El tono y la forma en que los padres se dirijan a sus vástagos influirá en sus reacciones, en ese sentido, Julio Benvione aborda esta temática en su artículo “aprender con los hijos”
Asegura el autor que cuando los padres se comunican en positivo, los hijos tienden a prestar más atención y ponerse menos a la defensiva. Mientras, cuando se les habla en negativo provoca miedo y los infantes se niegan a obedecer. Sostiene que hablarles en primera persona y de forma respetuosa hará que no se aíslen y no sientan culpa al momento de recibir una reclamación por parte de uno de los padres.
Plantea Benvione formas idóneas de disciplinar siguiendo las perspectivas de enfoques educativos, estos son herramientas empleadas con efectividad. El enfoque funcional y comunicativo plantea que la lengua se debe trabajar a partir de realidades, es oportuno para fortalecer la oralidad cuando el niño atraviesa por momentos emotivos no usuales.
Explicarle lo ocurrido, motivarlo para que se exprese como se siente, qué piensa al respecto y cómo se podría solucionar desde su perspectiva.
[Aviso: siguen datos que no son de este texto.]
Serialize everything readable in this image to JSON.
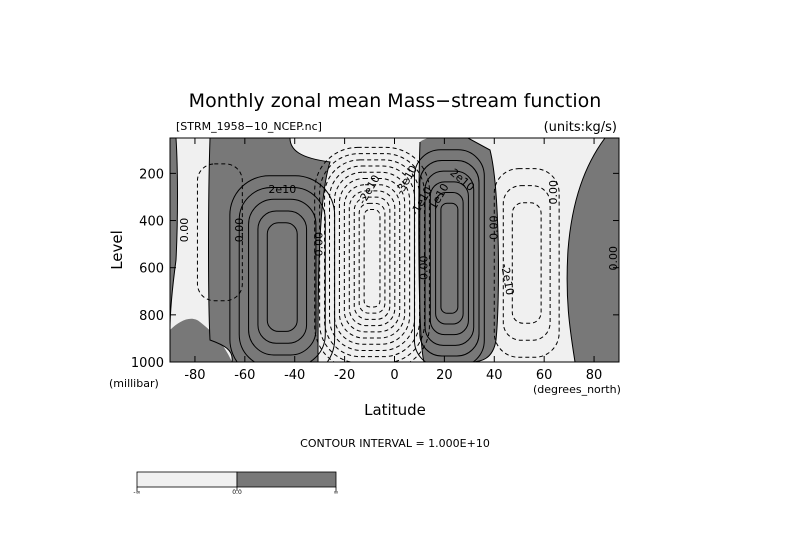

Argumenta el autor que cuando el chico se niega a obedecer, se debe buscar la forma de dialogar así, él explicará al padre sus razones de la negación, y con esto, se fortalecerá su responsabilidad, capacidad para toma de decisiones y se le enseña a escuchar. Es que se violan sus derechos cuando le responsabilizamos de nuestros enojos y nos dirigimos en negativo.
Por otro lado, según el enfoque educativo para Naciones Unidas los niños deben ser tratados con dignidad, respeto y al levantarle la voz le maltratamos. En ese orden, propone el enfoque humanista que al niño se le debe formar en un clima positivo y con autonomía, a través del diálogo, en armonía y disciplinar con amor para que el niño sea menos agresivo, conciliador, honesto.
En fin, la forma de disciplinar de los padres influye en las actuaciones de los hijos, un discurso en positivo fortalece su autoestima, sus relaciones interpersonales, eleva su nivel de tolerancia, baja su nivel de agresividad y se modelan nuevos patrones de disciplinar sin violencia, bajo un clima democrático.